Coyunturalmente, en nuestro país existe una oportunidad. El conflicto social, y por qué no, también socioambiental, que ha sido puesto en pausa por la crisis sanitaria, logró generar una propuesta de cambio constitucional. En este marco, es necesario incorporar herramientas que permitan incluir aquellos otros conocimientos de comunidades indígenas y locales, ignorados actualmente por la institucionalidad ambiental. Aquí, la necesidad radica en comprender el beneficio que implica considerar estos otros conocimientos, bajar la arrogancia de que tenemos todas las respuestas desde las ciencias y entender que podemos encontrar respuesta en otros saberes y pensares. Si bien existen ejemplos de ciertas comunidades indígenas y locales que han degradado ecosistemas locales, el punto central es generar medidas de conservación con aquellos que usan y poseen una relación estrecha con el ambiente. De otra forma, las medidas impuestas “desde arriba” solo serán medidas ajenas al contexto local y constituirán medidas “de papel” sin ninguna efectividad en la realidad para detener la degradación ambiental.

Abundan ejemplos internacionales de países que han decidido otorgar derechos de aprovechamiento y uso hacia comunidades indígenas. Australia, por ejemplo, considera en su legislación una categoría de área protegida indígena; estas áreas representan tierra o mar de propiedad indígena donde las comunidades tradicionales pactan un acuerdo con el gobierno australiano para promover la conservación de la biodiversidad y los recursos culturales.

En Chile, si bien no existe algún ejemplo que se le compare, si existe un cuerpo de conocimiento que se ha estado documentando, principalmente desde la década de los 90 (Guerrero-Gatica et al. 2020), donde comenzamos a entender, como científicos, el conocimiento que poseen las comunidades locales e indígenas sobre su entorno.

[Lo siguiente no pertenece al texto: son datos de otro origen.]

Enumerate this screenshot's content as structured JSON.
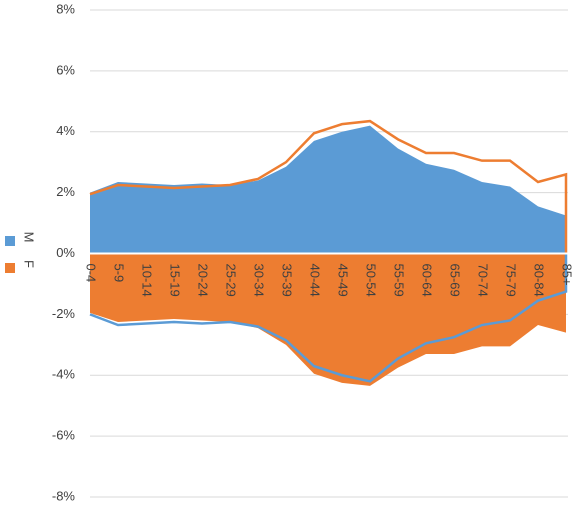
{
  "chart_data": {
    "type": "area",
    "categories": [
      "0-4",
      "5-9",
      "10-14",
      "15-19",
      "20-24",
      "25-29",
      "30-34",
      "35-39",
      "40-44",
      "45-49",
      "50-54",
      "55-59",
      "60-64",
      "65-69",
      "70-74",
      "75-79",
      "80-84",
      "85+"
    ],
    "series": [
      {
        "name": "M",
        "color": "#5b9bd5",
        "values": [
          2.0,
          2.35,
          2.3,
          2.25,
          2.3,
          2.25,
          2.4,
          2.85,
          3.7,
          4.0,
          4.2,
          3.45,
          2.95,
          2.75,
          2.35,
          2.2,
          1.55,
          1.25
        ]
      },
      {
        "name": "F",
        "color": "#ed7d31",
        "values": [
          -1.95,
          -2.25,
          -2.2,
          -2.15,
          -2.2,
          -2.25,
          -2.45,
          -3.0,
          -3.95,
          -4.25,
          -4.35,
          -3.75,
          -3.3,
          -3.3,
          -3.05,
          -3.05,
          -2.35,
          -2.6
        ]
      }
    ],
    "mirror_outline": true,
    "ylim": [
      -8,
      8
    ],
    "yticks": [
      {
        "value": -8,
        "label": "-8%"
      },
      {
        "value": -6,
        "label": "-6%"
      },
      {
        "value": -4,
        "label": "-4%"
      },
      {
        "value": -2,
        "label": "-2%"
      },
      {
        "value": 0,
        "label": "0%"
      },
      {
        "value": 2,
        "label": "2%"
      },
      {
        "value": 4,
        "label": "4%"
      },
      {
        "value": 6,
        "label": "6%"
      },
      {
        "value": 8,
        "label": "8%"
      }
    ],
    "grid": true,
    "legend": "left"
  }
}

Recolección de piñones ©Tomás Ibarra
Recolección de piñones ©Tomás Ibarra

Por ejemplo, un artículo desarrollado el 2006 por la geógrafa Thora Herrmann (Herrmann, 2006), quien trabajó con comunidades mapuche, detalló que ellos tenían ciertas medidas de manejo y germinación de la araucaria que realizaron en sus propios patios, lo que ayudó al aporte de semillas y plántulas para llevar a lugares donde estaban degradadas y especialmente, donde había habido talas de araucarias. Incluso se menciona una labor de “domesticación” del pehuén por parte de las comunidades, incentivando a que éstas fuesen plantadas junto a otras especies, tales como sauces, choclos o quinoa. Este manejo también podría tener un rol importante al llevar a un mejoramiento genético gradual de la especie.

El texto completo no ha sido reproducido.